Goel specializes in building massive, reliable systems that handle millions of tasks at once. In the Food and Beverage and Retail sectors, he argues that the biggest hurdle for AI isn’t intelligence, but speed and scale.
"In a global supply chain, every second of delay is a wasted resource," Goel says. "If an AI takes too long to calculate a price change or reroute a delivery truck, the window of opportunity is already gone."
Traditionally, retail data moves in slow batches, often updating inventory only once a day. This creates a stale data problem. If an AI agent makes a decision based on inventory numbers that are even six hours old, it might authorize a shipment to a warehouse that is already full.
AI needs to shift to event driven systems. In this model, data is processed as it happens, allowing AI to authorize instant actions, such as automatically moving fresh produce to a store where demand just spiked. This transition requires a fundamental rethink of how databases are structured. Instead of waiting for a scheduled update, the system must be capable of handling a constant, high speed stream of information from thousands of sensors and point of sale terminals simultaneously.

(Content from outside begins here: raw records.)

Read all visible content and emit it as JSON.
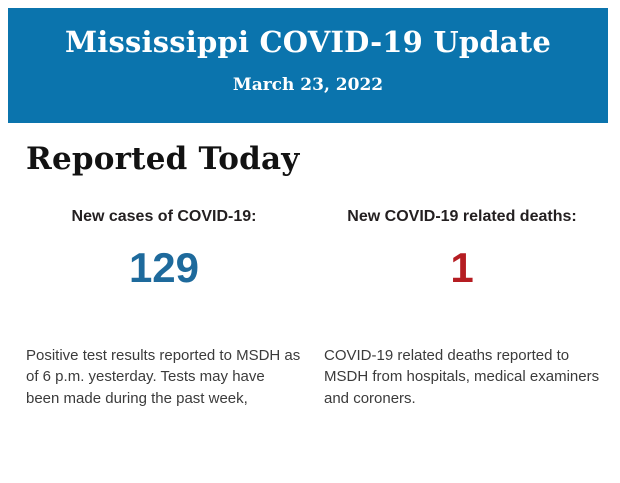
{
  "header": {
    "title": "Mississippi COVID-19 Update",
    "date": "March 23, 2022",
    "bg_color": "#0b74ad",
    "text_color": "#ffffff"
  },
  "main": {
    "heading": "Reported Today",
    "stats": [
      {
        "label": "New cases of COVID-19:",
        "value": "129",
        "value_color": "#1e6a9c",
        "description": "Positive test results reported to MSDH as of 6 p.m. yesterday. Tests may have been made during the past week,"
      },
      {
        "label": "New COVID-19 related deaths:",
        "value": "1",
        "value_color": "#b51d22",
        "description": "COVID-19 related deaths reported to MSDH from hospitals, medical examiners and coroners."
      }
    ]
  }
}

A major part of making this work is shifting heavy computation to the edge. This means processing data locally in stores and warehouses rather than sending everything to a distant, central data center.
"If you have to send a data packet from a local grocery store in Mumbai to a central server and wait for a response, you’ve already lost the battle against latency," Goel explains. By keeping the thinking close to the physical action, companies can reduce the time it takes for a system to react from minutes to milliseconds.
This is particularly critical for "low latency authorization." When an autonomous system needs to approve a high value logistics change, it needs a specialized software layer that can verify the decision against safety and budget rules instantly. Without this, the AI is effectively flying blind.
Over the next five years, Goel predicts that the winner in the AI race won't be the company with the flashiest app, but the one with the sturdiest backend. The industry is moving toward a world where AI manages physical logistics in real time without human intervention.
"The goal is to make the technology so efficient and reliable that the consumer never even notices it working," he concludes. "When your favorite snack is always in stock despite a sudden surge in local demand, that is the invisible engine at work."